Japanese scientists claim to have created the world's first artificial DNA, a development that brings DNA computing much closer.

In a paper in the 23 July issue of the Journal of the American Chemical Society Masahiko Inouye and colleagues at the University of Toyama claim to have successfully built a stable artificial DNA strand.

"The unique chemistry of these structures and their high stability offer unprecedented possibilities for developing new biotech materials and applications," the researchers said.

If correct the technology could be used in immensely powerful DNA computers. Biological computing has the potential to make silicon-based systems obsolete and allow the development of tiny supercomputers many times more powerful than today’s systems.

DNA computers are constructed by using DNA as software and enzymes as hardware. By mixing the two and monitoring the resulting reactions, simple computer calculations can be performed.

The storage capacity of DNA is also far superior to that of silicon systems. Half a kilo of DNA would have a greater storage capability than all the hard drives in existence today. It is also much more power efficient.
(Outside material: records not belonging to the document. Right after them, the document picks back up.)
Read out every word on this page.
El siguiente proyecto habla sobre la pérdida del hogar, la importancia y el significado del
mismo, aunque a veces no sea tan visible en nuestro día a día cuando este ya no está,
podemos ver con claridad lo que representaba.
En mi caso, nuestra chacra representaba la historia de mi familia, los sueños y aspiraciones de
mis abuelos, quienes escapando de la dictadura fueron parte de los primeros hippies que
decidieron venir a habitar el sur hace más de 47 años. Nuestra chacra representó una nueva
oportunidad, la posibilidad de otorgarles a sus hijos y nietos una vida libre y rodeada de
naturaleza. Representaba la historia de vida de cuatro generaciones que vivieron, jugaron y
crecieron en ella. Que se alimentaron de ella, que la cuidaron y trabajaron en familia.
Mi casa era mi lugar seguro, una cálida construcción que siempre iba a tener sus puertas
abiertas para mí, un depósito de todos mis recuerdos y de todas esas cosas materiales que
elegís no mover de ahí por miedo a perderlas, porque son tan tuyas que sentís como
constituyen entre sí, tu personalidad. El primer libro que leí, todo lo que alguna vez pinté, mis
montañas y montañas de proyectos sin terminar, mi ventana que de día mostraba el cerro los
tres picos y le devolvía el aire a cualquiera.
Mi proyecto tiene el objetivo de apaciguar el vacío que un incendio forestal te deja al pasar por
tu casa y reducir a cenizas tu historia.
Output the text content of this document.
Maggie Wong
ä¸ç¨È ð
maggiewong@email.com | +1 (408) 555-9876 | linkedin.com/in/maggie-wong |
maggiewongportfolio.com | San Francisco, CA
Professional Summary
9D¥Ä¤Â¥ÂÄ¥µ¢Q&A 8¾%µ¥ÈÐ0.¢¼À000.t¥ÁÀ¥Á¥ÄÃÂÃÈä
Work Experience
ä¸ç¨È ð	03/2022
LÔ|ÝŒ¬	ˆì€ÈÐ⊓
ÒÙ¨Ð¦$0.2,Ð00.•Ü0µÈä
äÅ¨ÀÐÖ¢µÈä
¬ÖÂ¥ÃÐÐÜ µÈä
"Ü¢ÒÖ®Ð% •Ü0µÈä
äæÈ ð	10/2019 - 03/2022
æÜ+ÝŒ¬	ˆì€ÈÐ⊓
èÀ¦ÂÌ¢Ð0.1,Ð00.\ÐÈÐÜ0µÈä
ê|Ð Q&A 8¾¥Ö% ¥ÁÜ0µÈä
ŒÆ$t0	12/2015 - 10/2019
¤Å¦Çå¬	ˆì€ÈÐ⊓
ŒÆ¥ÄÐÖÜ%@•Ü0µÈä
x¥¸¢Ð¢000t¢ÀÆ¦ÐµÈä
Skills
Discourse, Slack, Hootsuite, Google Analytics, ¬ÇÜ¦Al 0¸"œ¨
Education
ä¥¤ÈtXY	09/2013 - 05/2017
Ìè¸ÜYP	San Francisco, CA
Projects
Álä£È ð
In 2004 Israeli scientists at the Weizmann Institute of Science announced in a paper in Nature that they had successfully built a prototype DNA computer with input/output capabilities.

It was officially recognised by Guinness World Records as "the smallest biological computing device".

Then in 2006 scientists at Columbia University and the University of New Mexico built MAYA-II, a DNA computer that uses 128 organic logic gates and 32 input DNA molecules. It is capable of playing tic-tac-toe, albeit very slowly.

The new discovery in Japan of a system to build custom DNA would be vital as it would allow scientists to build custom DNA types optimised for computing.

This would bring forward the deployment of DNA computers to years in the future, as opposed to decades.